The mutex (and the HYP page table structure) really should stay
private to the MMU code. Just add a new helper that will take the lock
and use hyp_pgtable.

>  		if (err) {
>  			kvm_err("Cannot map hyp stack\n");
>  			goto out_err;
>  		}
> +
> +		/*
> +		 * Save the stack PA in nvhe_init_params.

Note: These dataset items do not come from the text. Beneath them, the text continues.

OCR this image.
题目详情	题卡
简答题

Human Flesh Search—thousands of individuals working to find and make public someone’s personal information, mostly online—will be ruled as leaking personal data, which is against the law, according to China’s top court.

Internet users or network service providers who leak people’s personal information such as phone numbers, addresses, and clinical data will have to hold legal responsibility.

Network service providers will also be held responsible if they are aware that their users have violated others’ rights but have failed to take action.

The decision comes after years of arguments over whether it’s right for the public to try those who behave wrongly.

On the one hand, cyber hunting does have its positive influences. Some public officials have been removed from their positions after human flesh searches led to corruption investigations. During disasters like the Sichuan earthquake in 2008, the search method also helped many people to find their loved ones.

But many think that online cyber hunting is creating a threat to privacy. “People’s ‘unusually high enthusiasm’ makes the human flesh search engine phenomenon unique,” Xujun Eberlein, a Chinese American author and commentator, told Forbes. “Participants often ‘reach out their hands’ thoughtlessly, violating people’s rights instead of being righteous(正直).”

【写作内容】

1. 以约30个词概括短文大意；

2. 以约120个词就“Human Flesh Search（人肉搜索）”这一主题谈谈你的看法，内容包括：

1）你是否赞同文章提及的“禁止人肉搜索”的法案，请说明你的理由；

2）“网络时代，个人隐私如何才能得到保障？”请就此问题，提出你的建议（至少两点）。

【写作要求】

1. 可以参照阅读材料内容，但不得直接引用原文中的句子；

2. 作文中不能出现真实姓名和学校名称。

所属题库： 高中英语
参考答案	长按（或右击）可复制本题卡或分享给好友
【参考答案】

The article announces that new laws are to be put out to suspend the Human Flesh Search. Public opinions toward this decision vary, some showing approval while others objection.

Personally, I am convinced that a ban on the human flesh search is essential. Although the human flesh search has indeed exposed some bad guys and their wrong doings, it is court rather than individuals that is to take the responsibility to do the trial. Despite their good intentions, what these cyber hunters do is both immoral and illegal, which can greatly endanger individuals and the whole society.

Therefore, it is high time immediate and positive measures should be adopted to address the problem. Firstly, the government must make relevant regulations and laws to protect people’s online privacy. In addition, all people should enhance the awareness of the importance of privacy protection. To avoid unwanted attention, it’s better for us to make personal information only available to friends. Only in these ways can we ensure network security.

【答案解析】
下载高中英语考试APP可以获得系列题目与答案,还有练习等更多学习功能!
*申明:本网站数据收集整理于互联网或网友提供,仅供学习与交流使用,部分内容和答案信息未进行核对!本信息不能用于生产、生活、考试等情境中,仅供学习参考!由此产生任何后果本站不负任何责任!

This will be needed
> +		 * to recreate the stack mapping in protected nVHE mode.
> +		 * __hyp_pa() won't do the right thing there, since the stack
> +		 * has been mapped in the flexible private VA space.
> +		 */
> +		params->stack_pa = __pa(stack_page);
> +
> +		params->stack_hyp_va = hyp_addr + (2 * PAGE_SIZE);
>  	}
>  
>  	for_each_possible_cpu(cpu) {
> diff --git a/arch/arm64/kvm/mmu.c b/arch/arm64/kvm/mmu.c
> index 3d3efea4e991..a54f00bd06cc 100644
> --- a/arch/arm64/kvm/mmu.c
> +++ b/arch/arm64/kvm/mmu.c
> @@ -22,8 +22,8 @@
>  
>  #include "trace.h"
>  
> -static struct kvm_pgtable *hyp_pgtable;
> -static DEFINE_MUTEX(kvm_hyp_pgd_mutex);
> +struct kvm_pgtable *hyp_pgtable;
> +DEFINE_MUTEX(kvm_hyp_pgd_mutex);
>  
>  static unsigned long hyp_idmap_start;
>  static unsigned long hyp_idmap_end;

Thanks,

	M.

-- 
Without deviation from the norm, progress is not possible.